Hurrying back to the car through the rain, Mork, who was in charge of Supergirl, tripped and fell headlong onto the bitumen. A grazed knee and a broken heart took place, while Supergirl went flying out of her case and onto the road.

  I cuddled him and told him to be brave, that we would be home as soon as we could buy some bread rolls, rescued Supergirl and helped him to his feet.

  Giving him my one and only grubby tissue, I told him to hold it against his knee until we got home.

  Fastening them into their seatbelts as quickly as I could, I was by this time, cold, wet and nervously wrecked. I was still hurrying to get on with the bread roll business as quickly as possible to get the children into the warmth of the house.
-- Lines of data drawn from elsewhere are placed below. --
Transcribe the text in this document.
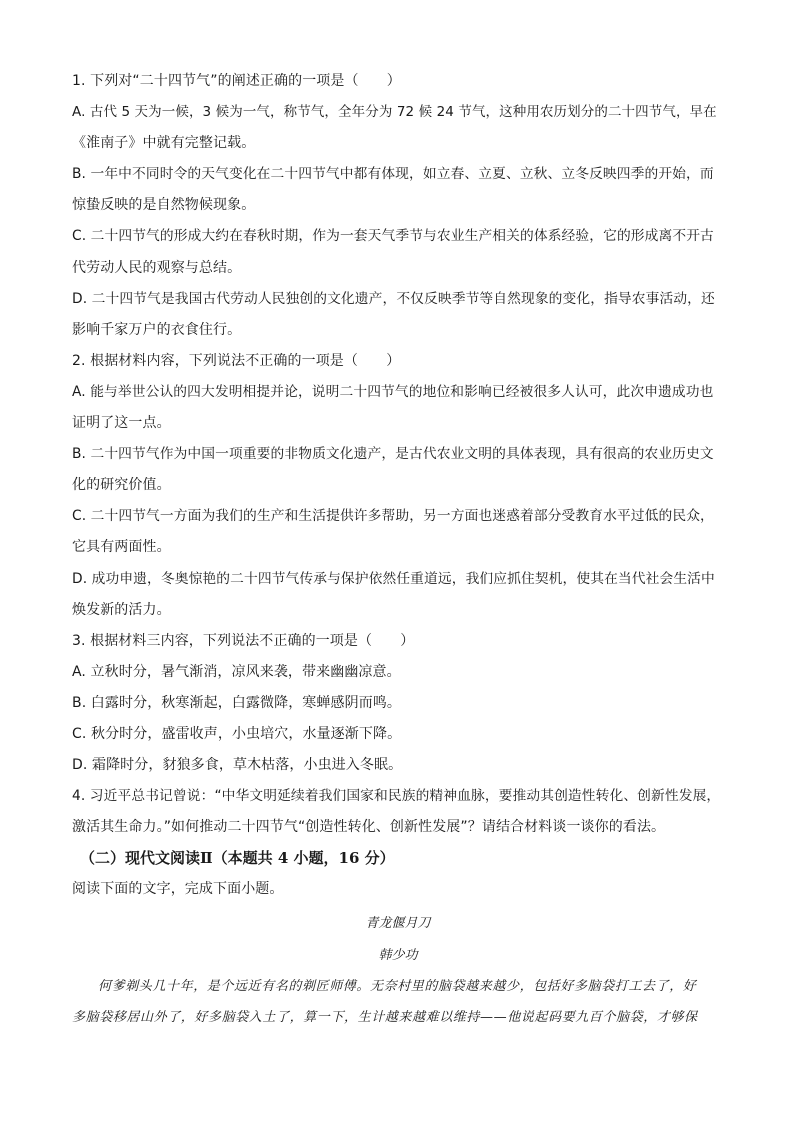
1. 下列对“二十四节气”的阐述正确的一项是（　　）
A. 古代 5 天为一候，3 候为一气，称节气，全年分为 72 候 24 节气，这种用农历划分的二十四节气，早在
《淮南子》中就有完整记载。
B. 一年中不同时令的天气变化在二十四节气中都有体现，如立春、立夏、立秋、立冬反映四季的开始，而
惊蛰反映的是自然物候现象。
C. 二十四节气的形成大约在春秋时期，作为一套天气季节与农业生产相关的体系经验，它的形成离不开古
代劳动人民的观察与总结。
D. 二十四节气是我国古代劳动人民独创的文化遗产，不仅反映季节等自然现象的变化，指导农事活动，还
影响千家万户的衣食住行。
2. 根据材料内容，下列说法不正确的一项是（　　）
A. 能与举世公认的四大发明相提并论，说明二十四节气的地位和影响已经被很多人认可，此次申遗成功也
证明了这一点。
B. 二十四节气作为中国一项重要的非物质文化遗产，是古代农业文明的具体表现，具有很高的农业历史文
化的研究价值。
C. 二十四节气一方面为我们的生产和生活提供许多帮助，另一方面也迷惑着部分受教育水平过低的民众，
它具有两面性。
D. 成功申遗，冬奥惊艳的二十四节气传承与保护依然任重道远，我们应抓住契机，使其在当代社会生活中
焕发新的活力。
3. 根据材料三内容，下列说法不正确的一项是（　　）
A. 立秋时分，暑气渐消，凉风来袭，带来幽幽凉意。
B. 白露时分，秋寒渐起，白露微降，寒蝉感阴而鸣。
C. 秋分时分，盛雷收声，小虫培穴，水量逐渐下降。
D. 霜降时分，豺狼多食，草木枯落，小虫进入冬眠。
4. 习近平总书记曾说：“中华文明延续着我们国家和民族的精神血脉，要推动其创造性转化、创新性发展，
激活其生命力。”如何推动二十四节气“创造性转化、创新性发展”？请结合材料谈一谈你的看法。
（二）现代文阅读Ⅱ（本题共 4 小题，16 分）
阅读下面的文字，完成下面小题。
青龙偃月刀
韩少功
何爹剃头几十年，是个远近有名的剃匠师傅。无奈村里的脑袋越来越少，包括好多脑袋打工去了，好
多脑袋移居山外了，好多脑袋入土了，算一下，生计越来越难以维持——他说起码要九百个脑袋，才够保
  Mork: ‘Ma, I can’t get this tissue up the leg of my jeans.’

  Mindy: ‘Ma, my finger hurts where the duck bit it.’

  Ma: ‘Never mind. Be brave. We’ll be home in a jiffy and I’ll fix everything up.’

  Another corner shop to try. Rain was pouring down by this time and both children were suffering much pain so I told them,

  ‘Look, I’m just going into the shop. I’ll be where you can see me all the time and I’ll only be two seconds, right? I’ll lock the car and if anyone comes up to the door, don’t open it. Okay?’
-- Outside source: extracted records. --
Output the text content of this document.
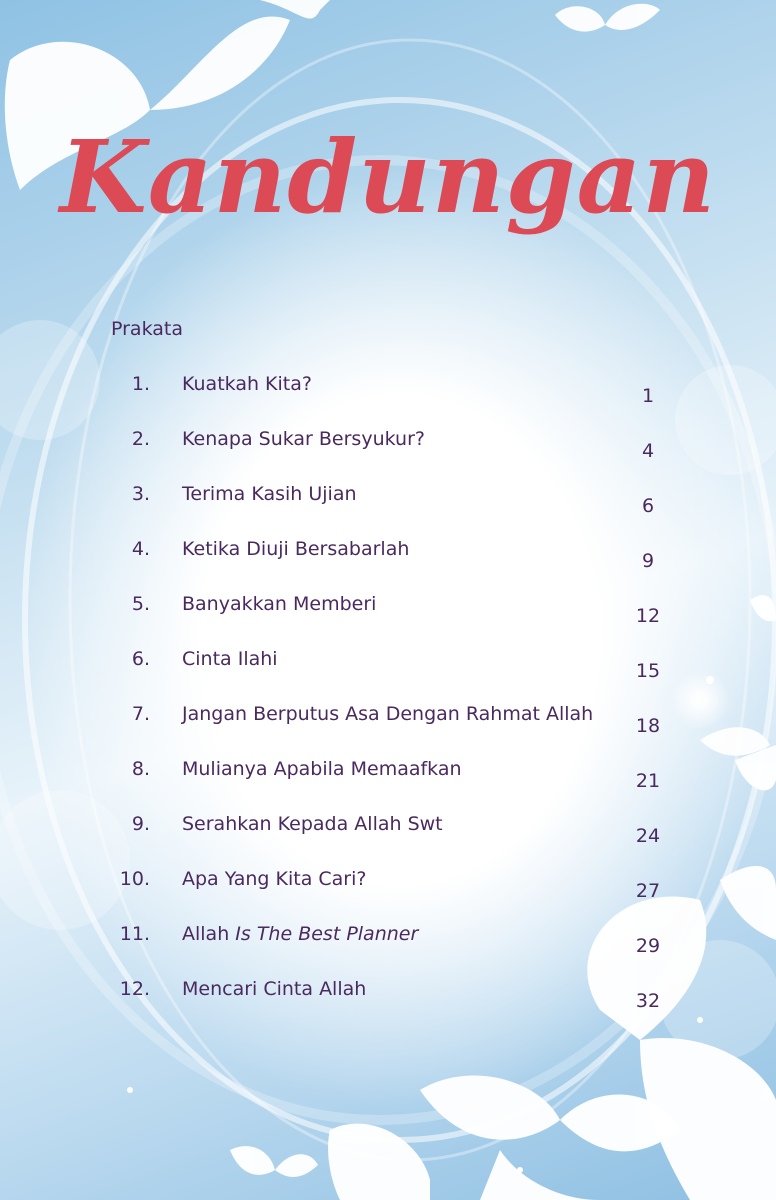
Kandungan
Prakata
1. Kuatkah Kita?
1
2. Kenapa Sukar Bersyukur?
4
3. Terima Kasih Ujian
6
4. Ketika Diuji Bersabarlah
9
5. Banyakkan Memberi
12
6. Cinta Ilahi
15
7. Jangan Berputus Asa Dengan Rahmat Allah
18
8. Mulianya Apabila Memaafkan
21
9. Serahkan Kepada Allah Swt
24
10. Apa Yang Kita Cari?
27
11. Allah Is The Best Planner
29
12. Mencari Cinta Allah
32
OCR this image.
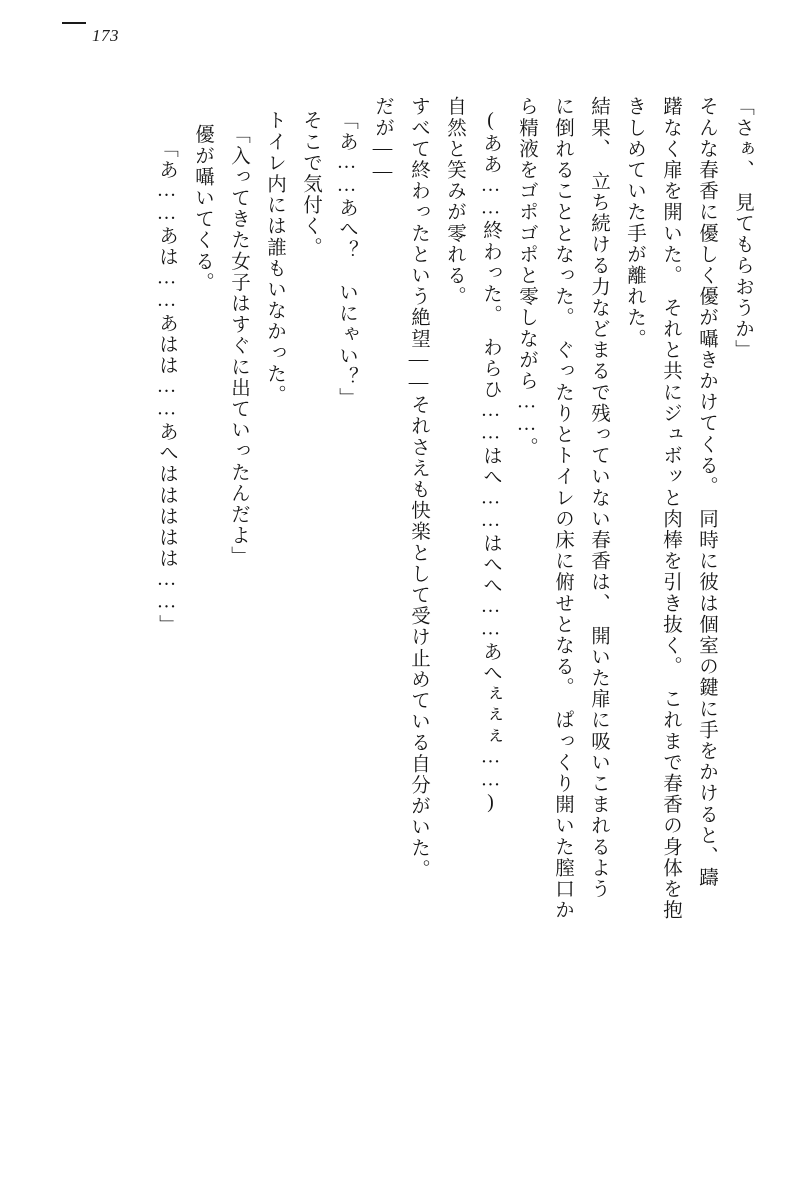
173
「さぁ、　見てもらおうか」
そんな春香に優しく優が囁きかけてくる。　同時に彼は個室の鍵に手をかけると、躊
躇なく扉を開いた。　それと共にジュボッと肉棒を引き抜く。　これまで春香の身体を抱
きしめていた手が離れた。
結果、　立ち続ける力などまるで残っていない春香は、　開いた扉に吸いこまれるよう
に倒れることとなった。　ぐったりとトイレの床に俯せとなる。　ぱっくり開いた膣口か
ら精液をゴポゴポと零しながら……。
(ああ……終わった。　わらひ……はへ……はへへ……あへぇぇぇ……)
自然と笑みが零れる。
すべて終わったという絶望——それさえも快楽として受け止めている自分がいた。
だが——
「あ……あへ？　いにゃい？」
そこで気付く。
トイレ内には誰もいなかった。
「入ってきた女子はすぐに出ていったんだよ」
優が囁いてくる。
「あ……あは……あはは……あへははははは……」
  At last in Bridge Street, my frantic quest was rewarded and I found a packet of bread rolls. Off we went, post haste.

  ‘Straight into the bath with some antiseptic in it, Mork, honey,’ I told him as I ran a hot bath.

  Mork limped into the bathroom looking in a state of sad disrepair.

  Mindy sat on the couch, the picture of abject sorrow, her finger wrapped in tissues and cradled in the crook of her arm.

  ‘Ma, my finger still hurts. Can I have Supergirl on now?’

  ‘Not yet, Mindy, sweetie,’ I told her distractedly. ‘Wait until your brother’s out of the bath and I see to your finger, then we’ll all watch Supergirl together.’